About 1.1 million green cards may be issued in FY 2024, but there are currently 34.7 million pending applications. The backlog has its roots in the Immigration Act of 1924 and subsequent eligibility restrictions. While 98.1 percent of immigrant applicants were allowed to enter the country with permanent status from 1888 to 1921, just 16 percent of applicants were admitted in an average year once caps were imposed, per Bier. The rate fell to 3.8 percent in 2023.
Adding to the problem is the fact that the government has let 6.3 million green cards go to waste since 1921, failing to meet caps in large part due to processing delays.
Certain nationalities and green card categories experience more severe backlogs and selective processing. "Indians—who make up half the applicants in the employer-sponsored categories—must wait more than a century for a green card," wrote Bier. People who try their luck at the green card lottery, which currently has about 22.2 million applicants, only have a 1 in 400 chance of getting a green card in a given year. Some who apply for family-based green cards "will face lifetime waits for many country-category combinations," according to Bier.
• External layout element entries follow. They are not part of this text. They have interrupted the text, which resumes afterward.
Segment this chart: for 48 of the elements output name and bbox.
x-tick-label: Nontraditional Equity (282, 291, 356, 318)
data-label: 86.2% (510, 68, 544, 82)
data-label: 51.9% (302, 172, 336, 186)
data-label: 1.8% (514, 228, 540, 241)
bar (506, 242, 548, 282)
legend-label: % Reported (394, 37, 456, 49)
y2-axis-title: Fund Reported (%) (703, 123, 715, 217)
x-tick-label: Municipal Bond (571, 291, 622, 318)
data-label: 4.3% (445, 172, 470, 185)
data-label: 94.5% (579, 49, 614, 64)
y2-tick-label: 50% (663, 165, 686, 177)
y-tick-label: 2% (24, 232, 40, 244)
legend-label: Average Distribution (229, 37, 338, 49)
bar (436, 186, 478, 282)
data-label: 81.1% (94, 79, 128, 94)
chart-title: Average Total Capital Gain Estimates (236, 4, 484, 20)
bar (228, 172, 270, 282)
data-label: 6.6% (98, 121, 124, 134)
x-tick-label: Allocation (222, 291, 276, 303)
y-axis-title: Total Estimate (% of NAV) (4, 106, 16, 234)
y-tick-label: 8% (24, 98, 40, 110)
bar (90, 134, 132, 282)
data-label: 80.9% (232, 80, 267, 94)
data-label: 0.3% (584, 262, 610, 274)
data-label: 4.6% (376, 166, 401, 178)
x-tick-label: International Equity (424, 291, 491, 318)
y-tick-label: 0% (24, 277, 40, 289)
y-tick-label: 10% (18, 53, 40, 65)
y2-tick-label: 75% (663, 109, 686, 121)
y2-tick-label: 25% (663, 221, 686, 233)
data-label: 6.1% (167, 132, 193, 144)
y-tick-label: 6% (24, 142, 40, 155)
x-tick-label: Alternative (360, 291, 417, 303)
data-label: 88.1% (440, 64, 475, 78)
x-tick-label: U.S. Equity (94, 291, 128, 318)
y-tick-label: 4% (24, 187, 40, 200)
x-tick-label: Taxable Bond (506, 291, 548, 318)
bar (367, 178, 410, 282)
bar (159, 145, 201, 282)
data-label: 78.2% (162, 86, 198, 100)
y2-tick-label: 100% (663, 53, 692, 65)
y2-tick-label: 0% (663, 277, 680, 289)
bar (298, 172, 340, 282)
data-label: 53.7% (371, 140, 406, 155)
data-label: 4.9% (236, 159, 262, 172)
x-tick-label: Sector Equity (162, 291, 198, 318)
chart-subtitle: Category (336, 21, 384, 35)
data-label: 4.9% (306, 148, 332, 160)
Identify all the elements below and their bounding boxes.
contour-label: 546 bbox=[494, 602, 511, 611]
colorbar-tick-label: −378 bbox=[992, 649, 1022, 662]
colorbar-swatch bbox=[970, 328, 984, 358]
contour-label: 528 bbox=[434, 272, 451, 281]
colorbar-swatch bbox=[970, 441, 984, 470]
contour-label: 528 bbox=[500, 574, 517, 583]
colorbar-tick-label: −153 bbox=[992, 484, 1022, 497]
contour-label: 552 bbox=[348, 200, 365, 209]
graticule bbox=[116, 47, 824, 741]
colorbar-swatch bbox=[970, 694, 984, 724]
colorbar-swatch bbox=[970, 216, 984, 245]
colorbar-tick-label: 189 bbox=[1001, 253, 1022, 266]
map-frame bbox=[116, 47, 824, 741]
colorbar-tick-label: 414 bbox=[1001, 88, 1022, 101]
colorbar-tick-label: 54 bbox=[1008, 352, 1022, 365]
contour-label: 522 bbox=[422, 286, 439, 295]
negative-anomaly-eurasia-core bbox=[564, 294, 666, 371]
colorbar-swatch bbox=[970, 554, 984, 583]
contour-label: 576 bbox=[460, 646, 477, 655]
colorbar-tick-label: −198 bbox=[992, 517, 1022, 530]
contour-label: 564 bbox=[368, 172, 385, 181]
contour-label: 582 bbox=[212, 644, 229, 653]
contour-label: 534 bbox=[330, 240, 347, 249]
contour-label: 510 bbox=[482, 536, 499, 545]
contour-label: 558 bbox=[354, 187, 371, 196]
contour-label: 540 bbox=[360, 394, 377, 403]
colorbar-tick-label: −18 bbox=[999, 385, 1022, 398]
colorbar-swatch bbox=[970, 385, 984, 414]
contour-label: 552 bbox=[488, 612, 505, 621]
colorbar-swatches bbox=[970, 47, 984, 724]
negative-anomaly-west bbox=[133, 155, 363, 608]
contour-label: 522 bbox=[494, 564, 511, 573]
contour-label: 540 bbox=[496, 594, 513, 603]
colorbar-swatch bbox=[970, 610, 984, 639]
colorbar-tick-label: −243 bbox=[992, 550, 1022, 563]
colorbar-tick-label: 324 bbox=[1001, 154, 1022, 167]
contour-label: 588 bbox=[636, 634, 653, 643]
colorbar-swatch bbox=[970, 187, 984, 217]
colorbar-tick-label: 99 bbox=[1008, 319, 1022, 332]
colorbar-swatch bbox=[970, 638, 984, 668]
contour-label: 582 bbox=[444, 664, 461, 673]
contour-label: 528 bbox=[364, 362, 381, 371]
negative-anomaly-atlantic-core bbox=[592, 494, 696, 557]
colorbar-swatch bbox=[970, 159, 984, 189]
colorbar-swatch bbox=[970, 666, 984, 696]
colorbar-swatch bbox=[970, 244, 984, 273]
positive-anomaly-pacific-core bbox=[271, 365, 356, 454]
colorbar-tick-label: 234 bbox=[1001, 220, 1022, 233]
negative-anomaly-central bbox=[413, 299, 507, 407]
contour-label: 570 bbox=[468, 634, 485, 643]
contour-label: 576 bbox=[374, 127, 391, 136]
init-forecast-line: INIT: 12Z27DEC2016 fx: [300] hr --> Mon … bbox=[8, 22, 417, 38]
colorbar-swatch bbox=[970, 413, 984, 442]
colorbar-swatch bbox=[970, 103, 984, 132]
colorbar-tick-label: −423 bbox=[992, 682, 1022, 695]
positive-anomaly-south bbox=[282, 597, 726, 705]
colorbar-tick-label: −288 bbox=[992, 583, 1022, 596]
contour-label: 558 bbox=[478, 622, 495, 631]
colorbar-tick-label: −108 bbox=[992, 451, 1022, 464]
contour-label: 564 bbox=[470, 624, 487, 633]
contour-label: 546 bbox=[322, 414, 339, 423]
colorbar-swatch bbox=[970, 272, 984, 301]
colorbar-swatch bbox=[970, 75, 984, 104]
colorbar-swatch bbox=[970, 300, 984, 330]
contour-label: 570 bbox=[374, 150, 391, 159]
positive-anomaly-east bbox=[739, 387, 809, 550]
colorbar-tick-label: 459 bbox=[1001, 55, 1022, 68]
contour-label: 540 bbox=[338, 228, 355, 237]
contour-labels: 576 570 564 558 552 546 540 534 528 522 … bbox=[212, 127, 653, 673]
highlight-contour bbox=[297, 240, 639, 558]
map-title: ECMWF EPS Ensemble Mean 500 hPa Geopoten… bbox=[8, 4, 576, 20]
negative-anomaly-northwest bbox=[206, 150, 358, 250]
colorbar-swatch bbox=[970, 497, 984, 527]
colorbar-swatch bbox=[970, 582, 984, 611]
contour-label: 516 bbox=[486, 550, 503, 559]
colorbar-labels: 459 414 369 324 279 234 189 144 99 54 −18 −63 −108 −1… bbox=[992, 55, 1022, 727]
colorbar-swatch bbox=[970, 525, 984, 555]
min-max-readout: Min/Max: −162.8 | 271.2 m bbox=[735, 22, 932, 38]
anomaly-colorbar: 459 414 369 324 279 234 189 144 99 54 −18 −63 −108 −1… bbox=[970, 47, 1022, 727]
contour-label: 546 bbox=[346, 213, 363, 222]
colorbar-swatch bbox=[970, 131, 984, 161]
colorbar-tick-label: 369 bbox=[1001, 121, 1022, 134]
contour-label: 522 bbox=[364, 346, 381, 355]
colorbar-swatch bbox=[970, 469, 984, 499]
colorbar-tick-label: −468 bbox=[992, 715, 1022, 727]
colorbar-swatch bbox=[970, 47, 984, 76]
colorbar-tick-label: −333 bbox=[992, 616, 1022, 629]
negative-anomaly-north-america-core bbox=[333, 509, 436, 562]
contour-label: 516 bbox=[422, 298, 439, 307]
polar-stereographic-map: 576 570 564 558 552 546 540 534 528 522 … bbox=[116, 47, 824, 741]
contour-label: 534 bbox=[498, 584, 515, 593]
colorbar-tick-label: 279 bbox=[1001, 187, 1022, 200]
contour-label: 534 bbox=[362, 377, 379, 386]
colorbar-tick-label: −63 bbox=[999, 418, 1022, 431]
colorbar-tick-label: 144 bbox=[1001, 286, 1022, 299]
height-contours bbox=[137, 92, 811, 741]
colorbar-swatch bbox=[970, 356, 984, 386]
By granting green cards to such a low percentage of applicants each year, the U.S. is leaving a lot of potential growth on the table. "Backlogged immigrants are likely to enter the United States and start working at higher rates than the general population, and they also appear to be more educated on average," wrote Bier. And beyond being an important addition to the labor force, immigrants are helping to reduce the massive federal budget deficit and stave off population decline.
The Cato report suggests that Congress do away with "the unnecessarily onerous rules and arbitrary caps to approve current green card applicants." After tackling the existing backlog, policy changes could be more modest, since "annual legal immigration would only need to increase more gradually to meet future demand."
This report echoes the findings of June 2023 Cato Institute research, which found that "fewer than 1 percent of people who want to move permanently to the United States can do so legally." A variety of factors keep people from qualifying for the existing green card categories, including low annual visa caps, a lack of U.S.-based sponsors (either employers or qualifying family members), narrow definitions of eligible nationalities, and cost.
Green card inaccessibility affects people who are already in the U.S., those who have applied and are still abroad, and those who would apply if not for the daunting and restrictive process. Policies that reduce the backlog and improve future processing could only benefit the American economy and incentivize would-be immigrants to pursue legal rather than illegal migration pathways.